Going Solo: The beginning of Allen's relationship with Farrow started a new direction, but Keaton continued to impress on her own terms. The two reunited on 1993's Manhattan Murder Mystery .
Billy Wilder & Jack Lemmon
The Shared CV: Seven films in total - three co-starring regular on-screen partner Walter Matthau, but four without, including classics Some Like It Hot and The Apartment .
Defining Traits: Lemmon's persona as jittery neurotic owes it all to Wilder's fondness for dark-edged, bittersweet comedy-drama.
Going Solo: Wilder only directed four films after Some Like It Hot in which Lemmon didn't feature, but Lemmon won two Oscars and a Cannes Best Actor prize without Wilder's help.
Alfred Hitchcock & Grace Kelly
The Shared CV: Only three films - but it took a royal romance to prevent that tally being higher.
Defining Traits: Kelly was the perfect Hitchcock blonde - pure passion beneath an ice-cold exterior - and the director never really got over her decision to quit acting and marry Prince Rainier of Monaco.
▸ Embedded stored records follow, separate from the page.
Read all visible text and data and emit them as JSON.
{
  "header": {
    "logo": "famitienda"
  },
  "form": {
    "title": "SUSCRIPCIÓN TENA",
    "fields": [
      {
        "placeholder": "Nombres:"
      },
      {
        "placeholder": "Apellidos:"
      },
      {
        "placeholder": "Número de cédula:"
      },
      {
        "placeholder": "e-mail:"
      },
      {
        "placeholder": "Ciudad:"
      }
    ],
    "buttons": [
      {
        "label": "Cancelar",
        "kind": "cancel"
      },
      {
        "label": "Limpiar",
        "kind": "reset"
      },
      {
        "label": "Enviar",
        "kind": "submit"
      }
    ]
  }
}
Going Solo: Kelly made only two further films after final Hitchcock collaboration To Catch A Thief . The Master of Suspense went on to make his greatest films ( Vertigo , North By Northwest , Psycho ) with a succession of different blondes.
Howard Hawks & Cary Grant
The Shared CV: Five films between 1938 and 1952, in which Hawks upped the game for fast-talking screen comedy and Grant matched every breathless syllable.
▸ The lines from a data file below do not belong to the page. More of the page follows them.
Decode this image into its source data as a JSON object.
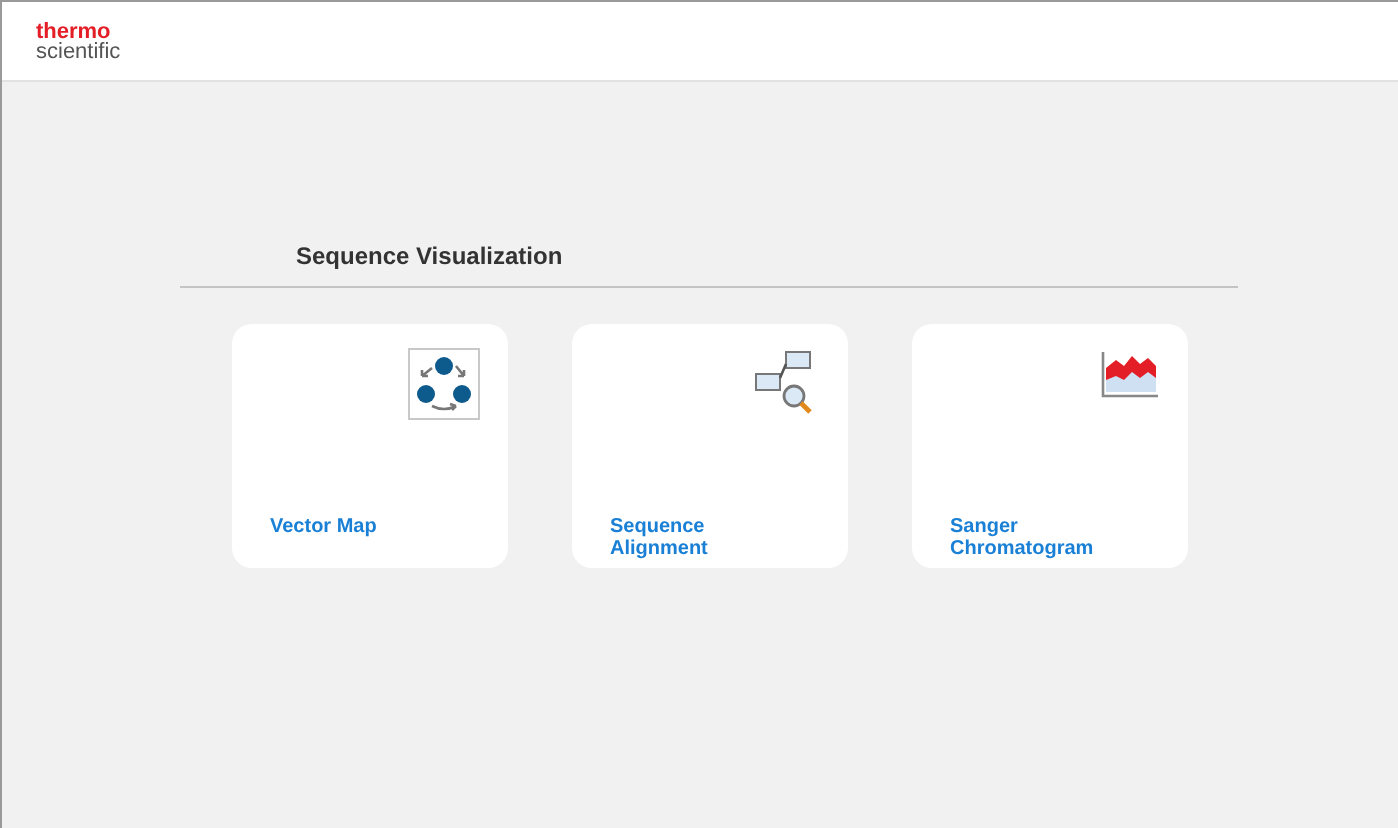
{
  "logo": {
    "line_1": "thermo",
    "line_2": "scientific"
  },
  "section": {
    "title": "Sequence Visualization"
  },
  "cards": [
    {
      "label": "Vector Map",
      "kind": "vector-map"
    },
    {
      "label": "Sequence Alignment",
      "kind": "alignment"
    },
    {
      "label": "Sanger Chromatogram",
      "kind": "chromatogram"
    }
  ]
}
Defining Traits: Aside from the speed, it's worth noting the sheer irreverence of their films, as Grant willingly made a fool of himself in pursuit of Hawks' laughs.
Going Solo: Grant took his amiable persona in darker directions in four films with Hitchcock, while the versatile Hawks made classics in so many genres he was equally comfortable using Bogart or Wayne as stars.
Tim Burton & Johnny Depp
The Shared CV: Depp brought charm and subtlety to Burton's best films, Edward Scissorhands and Ed Wood . Since 2005, he's starred in every one of the director's films.
Defining Traits: Oddball - Depp continues to use Burton to escape from matinee idol duty, while Burton is weird 100% of the time.
Going Solo: Depp found global fame as Captain Jack Sparrow, a role he'd never had done that way without Burton's influence. The director, meanwhile, seems to have given up making films without Depp.
Akira Kurosawa & Toshiro Mifune
The Shared CV: A whopping 16 films, over the course of which Kurosawa and Mifune went from virtual unknowns to global art-house stars.
Defining Traits: Mifune was the human face of Kurosawa's kinetic visual style - a whirling dervish of action and passion who sliced through jidai-geki epics Seven Samurai and Yojimbo .
Going Solo: A falling out during the making of 1965's Red Beard ended their career. It took Kurosawa a decade-and-a-half to find his form again, while Mifune became Hollywood's go-to guy for Japanese characters in Hell In The Pacific and Spielberg's 1941 .
John Ford & John Wayne
The Shared CV: Wayne's breakthrough Stagecoach was in fact his eighth collaboration with Ford; they made another 13 after that.
Defining Traits: Hard wearing, non-nonsense filmmaking that made Wayne the face of the Western, and Ford the genre's architect.
Going Solo: Wayne had an equally strong partnership with Henry Hathaway, while Ford's repertory company also include Henry Fonda, Ward Bond and James Stewart. But the two go together like cowboy and horse.
Martin Scorsese & Robert De Niro
The Shared CV: Eight films, including five ( Mean Streets , Taxi Driver , Raging Bull , The King Of Comedy and Goodfellas ) that are regarded as landmarks in American cinema.
Defining Traits: On the surface, an unflinching violence; underneath, a relentless study of the corrosion of the soul.
Going Solo: De Niro's track record has nosedived since he parted from Marty after 1995's Casino . Scorsese found a new collaborator in Leonardo DiCaprio, and remains the gold standard amongst American directors.